Squirrel stew
These rats of the canopy are multiplying all over Sacramento. Why not put them to good use?
The squirrels are starting to look a little better every year—not really because of anything they’re doing differently, but in light of the economic situation at least 99 percent of the rest of us are in. I figure it’s only a matter of time before the squirrel population in at least some parts of Sacramento goes into noticeable decline.
So here are a few helpful hints.
The first thing you need to understand about squirrels is that they are really rats of the canopy. This is based on the scientific facts that both will eat damned near anything, and both will gnaw on anything else until it becomes a fire hazard.
The key difference is that squirrels are somewhat more edible.
I can’t tell you what a rat tastes like, and I hope it never comes to that. But eating a squirrel, while difficult, need not be considered impossible. In fact, with only a small adjustment to one’s expectations and a somewhat larger adjustment to one’s cooking skills, just about anybody can learn to enjoy squirrel, rather than simply endure it as one of the inevitable stations of declining empire.
A second key fact to bear in mind is that many cultures, including various American subcultures, eat squirrel to this day. Obviously, they have worked at the problem and at least come to an acceptable compromise, so all we need do is absorb a few more quirks into our infinitely flexible national persona.
As far as that goes, hardly an American pioneer made it through youth without becoming an expert hunter of squirrels, and this is equally true for nearly any European transplant or native of the continent, as far as I know.
Manifest Destiny itself relied on squirrels to feed the teeming masses in the absence of larger game, which was not uncommon with the woods full of pioneers. Daniel Boone, for instance, is said to have made it a specialty to “bark” his targeted tree rodents, because the 50-caliber musket ball used in his legendary Kentucky rifle, right on target, would punch a saucer full of meat out of a creature assembled by the tablespoon. Barking required hitting the squirrel’s perch, usually a tree branch, near enough the squirrel’s beady but pestilent eyes to stun the creature with shrapnel, then dashing across the woodland floor, when it fell, before it blinked itself awake and administering a coup de grâce.
As youths, of course, we hunted squirrel. This was decades ago and hardly seemed odd at the time. Many a junior-high lunch hour was spent comparing notes on squirrel habitat, weapons of choice and ammo. Once in a while, we got one.
We had an uncle who had grown up in the Depression, so naturally he knew all about cooking squirrel. He “zimmered” it. The little bodies were jointed into clumps of miniature anatomy: a leg bent sharply under taut ligaments, streaks of fat, bones more bird than animal. It bubbled along in the pan with some onions, apparently some milk and splashes of wine—probably white—and lots of black pepper. The uncle was of the old school, meaning he had learned his cookery at a logging camp, more or less as punishment, and left open a standing offer to hand over his culinary duties as effective prior retort to any criticism.

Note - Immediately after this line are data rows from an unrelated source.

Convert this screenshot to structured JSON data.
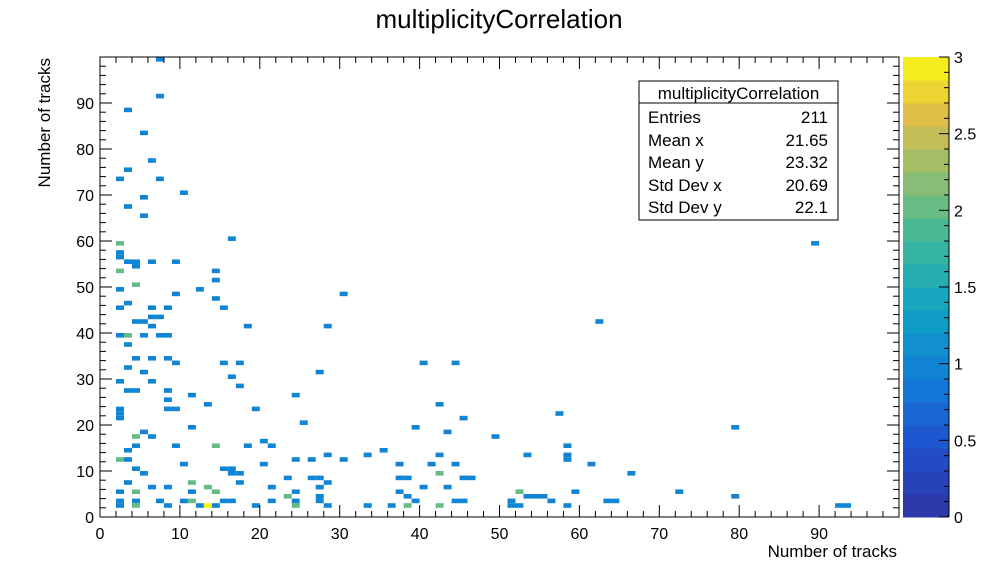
{
  "chart_data": {
    "type": "heatmap",
    "title": "multiplicityCorrelation",
    "xlabel": "Number of tracks",
    "ylabel": "Number of tracks",
    "xlim": [
      0,
      100
    ],
    "ylim": [
      0,
      100
    ],
    "x_ticks": [
      0,
      10,
      20,
      30,
      40,
      50,
      60,
      70,
      80,
      90
    ],
    "y_ticks": [
      0,
      10,
      20,
      30,
      40,
      50,
      60,
      70,
      80,
      90
    ],
    "colorbar": {
      "min": 0,
      "max": 3,
      "ticks": [
        0,
        0.5,
        1,
        1.5,
        2,
        2.5,
        3
      ],
      "tick_labels": [
        "0",
        "0.5",
        "1",
        "1.5",
        "2",
        "2.5",
        "3"
      ]
    },
    "stats": {
      "name": "multiplicityCorrelation",
      "rows": [
        {
          "label": "Entries",
          "value": "211"
        },
        {
          "label": "Mean x",
          "value": "21.65"
        },
        {
          "label": "Mean y",
          "value": "23.32"
        },
        {
          "label": "Std Dev x",
          "value": "20.69"
        },
        {
          "label": "Std Dev y",
          "value": "22.1"
        }
      ]
    },
    "bins": [
      [
        7,
        99,
        1
      ],
      [
        7,
        91,
        1
      ],
      [
        3,
        88,
        1
      ],
      [
        5,
        83,
        1
      ],
      [
        6,
        77,
        1
      ],
      [
        3,
        75,
        1
      ],
      [
        2,
        73,
        1
      ],
      [
        7,
        73,
        1
      ],
      [
        5,
        69,
        1
      ],
      [
        10,
        70,
        1
      ],
      [
        3,
        67,
        1
      ],
      [
        5,
        65,
        1
      ],
      [
        2,
        59,
        2
      ],
      [
        16,
        60,
        1
      ],
      [
        89,
        59,
        1
      ],
      [
        2,
        57,
        1
      ],
      [
        2,
        56,
        1
      ],
      [
        3,
        55,
        1
      ],
      [
        4,
        55,
        1
      ],
      [
        6,
        55,
        1
      ],
      [
        9,
        55,
        1
      ],
      [
        2,
        53,
        2
      ],
      [
        4,
        54,
        1
      ],
      [
        14,
        53,
        1
      ],
      [
        14,
        51,
        1
      ],
      [
        4,
        50,
        2
      ],
      [
        2,
        49,
        1
      ],
      [
        12,
        49,
        1
      ],
      [
        9,
        48,
        1
      ],
      [
        30,
        48,
        1
      ],
      [
        14,
        47,
        1
      ],
      [
        3,
        46,
        1
      ],
      [
        2,
        45,
        1
      ],
      [
        6,
        45,
        1
      ],
      [
        8,
        45,
        1
      ],
      [
        15,
        45,
        1
      ],
      [
        4,
        42,
        1
      ],
      [
        5,
        42,
        1
      ],
      [
        6,
        43,
        1
      ],
      [
        7,
        43,
        1
      ],
      [
        6,
        41,
        1
      ],
      [
        18,
        41,
        1
      ],
      [
        28,
        41,
        1
      ],
      [
        62,
        42,
        1
      ],
      [
        2,
        39,
        1
      ],
      [
        3,
        39,
        2
      ],
      [
        5,
        39,
        1
      ],
      [
        7,
        39,
        1
      ],
      [
        8,
        39,
        1
      ],
      [
        3,
        37,
        1
      ],
      [
        4,
        34,
        1
      ],
      [
        6,
        34,
        1
      ],
      [
        8,
        34,
        1
      ],
      [
        9,
        33,
        1
      ],
      [
        15,
        33,
        1
      ],
      [
        17,
        33,
        1
      ],
      [
        40,
        33,
        1
      ],
      [
        44,
        33,
        1
      ],
      [
        3,
        32,
        1
      ],
      [
        5,
        31,
        1
      ],
      [
        27,
        31,
        1
      ],
      [
        2,
        29,
        1
      ],
      [
        6,
        29,
        1
      ],
      [
        16,
        30,
        1
      ],
      [
        17,
        28,
        1
      ],
      [
        3,
        27,
        1
      ],
      [
        4,
        27,
        1
      ],
      [
        8,
        27,
        1
      ],
      [
        11,
        26,
        1
      ],
      [
        24,
        26,
        1
      ],
      [
        8,
        25,
        1
      ],
      [
        13,
        24,
        1
      ],
      [
        8,
        23,
        1
      ],
      [
        9,
        23,
        1
      ],
      [
        19,
        23,
        1
      ],
      [
        42,
        24,
        1
      ],
      [
        2,
        23,
        1
      ],
      [
        2,
        22,
        1
      ],
      [
        57,
        22,
        1
      ],
      [
        45,
        21,
        1
      ],
      [
        2,
        21,
        1
      ],
      [
        11,
        19,
        1
      ],
      [
        25,
        20,
        1
      ],
      [
        39,
        19,
        1
      ],
      [
        43,
        18,
        1
      ],
      [
        79,
        19,
        1
      ],
      [
        5,
        18,
        1
      ],
      [
        4,
        17,
        2
      ],
      [
        6,
        17,
        1
      ],
      [
        49,
        17,
        1
      ],
      [
        20,
        16,
        1
      ],
      [
        4,
        15,
        1
      ],
      [
        3,
        14,
        1
      ],
      [
        9,
        15,
        1
      ],
      [
        14,
        15,
        2
      ],
      [
        18,
        15,
        1
      ],
      [
        21,
        15,
        1
      ],
      [
        58,
        15,
        1
      ],
      [
        35,
        14,
        1
      ],
      [
        28,
        13,
        1
      ],
      [
        33,
        13,
        1
      ],
      [
        42,
        13,
        1
      ],
      [
        53,
        13,
        1
      ],
      [
        2,
        12,
        2
      ],
      [
        3,
        12,
        1
      ],
      [
        58,
        12,
        1
      ],
      [
        58,
        13,
        1
      ],
      [
        10,
        11,
        1
      ],
      [
        20,
        11,
        1
      ],
      [
        24,
        12,
        1
      ],
      [
        26,
        12,
        1
      ],
      [
        30,
        12,
        1
      ],
      [
        37,
        11,
        1
      ],
      [
        41,
        11,
        1
      ],
      [
        44,
        11,
        1
      ],
      [
        61,
        11,
        1
      ],
      [
        4,
        10,
        1
      ],
      [
        15,
        10,
        1
      ],
      [
        16,
        10,
        1
      ],
      [
        5,
        9,
        1
      ],
      [
        16,
        9,
        1
      ],
      [
        17,
        9,
        1
      ],
      [
        42,
        9,
        2
      ],
      [
        66,
        9,
        1
      ],
      [
        3,
        7,
        1
      ],
      [
        11,
        7,
        2
      ],
      [
        17,
        7,
        1
      ],
      [
        23,
        8,
        1
      ],
      [
        26,
        8,
        1
      ],
      [
        27,
        8,
        1
      ],
      [
        28,
        7,
        1
      ],
      [
        37,
        8,
        1
      ],
      [
        38,
        8,
        1
      ],
      [
        45,
        8,
        1
      ],
      [
        46,
        8,
        1
      ],
      [
        6,
        6,
        1
      ],
      [
        8,
        6,
        1
      ],
      [
        13,
        6,
        2
      ],
      [
        21,
        6,
        1
      ],
      [
        27,
        6,
        1
      ],
      [
        40,
        6,
        1
      ],
      [
        43,
        6,
        1
      ],
      [
        2,
        5,
        1
      ],
      [
        4,
        5,
        2
      ],
      [
        11,
        5,
        1
      ],
      [
        14,
        5,
        2
      ],
      [
        24,
        5,
        1
      ],
      [
        37,
        5,
        1
      ],
      [
        52,
        5,
        2
      ],
      [
        59,
        5,
        1
      ],
      [
        72,
        5,
        1
      ],
      [
        79,
        4,
        1
      ],
      [
        23,
        4,
        2
      ],
      [
        27,
        4,
        1
      ],
      [
        38,
        4,
        1
      ],
      [
        55,
        4,
        1
      ],
      [
        53,
        4,
        1
      ],
      [
        54,
        4,
        1
      ],
      [
        2,
        3,
        1
      ],
      [
        4,
        3,
        1
      ],
      [
        7,
        3,
        1
      ],
      [
        10,
        3,
        1
      ],
      [
        11,
        3,
        2
      ],
      [
        15,
        3,
        1
      ],
      [
        16,
        3,
        1
      ],
      [
        21,
        3,
        1
      ],
      [
        24,
        3,
        1
      ],
      [
        27,
        3,
        1
      ],
      [
        39,
        3,
        1
      ],
      [
        44,
        3,
        1
      ],
      [
        45,
        3,
        1
      ],
      [
        51,
        3,
        1
      ],
      [
        56,
        3,
        1
      ],
      [
        63,
        3,
        1
      ],
      [
        64,
        3,
        1
      ],
      [
        2,
        2,
        1
      ],
      [
        4,
        2,
        2
      ],
      [
        8,
        2,
        1
      ],
      [
        12,
        2,
        1
      ],
      [
        13,
        2,
        3
      ],
      [
        14,
        2,
        1
      ],
      [
        19,
        2,
        1
      ],
      [
        24,
        2,
        2
      ],
      [
        28,
        2,
        1
      ],
      [
        33,
        2,
        1
      ],
      [
        36,
        2,
        1
      ],
      [
        38,
        2,
        2
      ],
      [
        42,
        2,
        2
      ],
      [
        51,
        2,
        1
      ],
      [
        52,
        2,
        1
      ],
      [
        58,
        2,
        1
      ],
      [
        92,
        2,
        1
      ],
      [
        93,
        2,
        1
      ]
    ]
  }
}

Thus, we ate squirrel as well, ate least once or twice. It was tougher than an A&W burger, probably not as tough as a shoe. But somewhere between those extremes, improved but not perfected by the uncle, the wine, the onions, the atmosphere and the 10-mile hike over steep mountain trails required to fill a pan with squirrel bits. We chewed our squirrel and learned to like it.
The point is, they are reproducing and multiplying all over town, while things just get tougher for everyone else. They steal every pecan from the pecan tree before it ripens, and they do the same thing to the walnut. Which is all well and good, as far that goes. But then they go after the strawberries and the loganberries, which I don’t think is right.
I don’t mean to imply that anyone should try anything illegal, immoral or in any way out of line. But if a squirrel should be killed—say by falling from a tree—and one still hasn’t quite caught up on the bills, one should at least consider whether it would have wanted its life to have any meaning, where the word “meaning” means “contributing to the survival of somebody bigger than you, who owns a car and more than one pair of pants.”
The meaning of the word “zimmer,” we were told, is “accept the inevitable.” It is from an obscure American dialect. Just like most of us.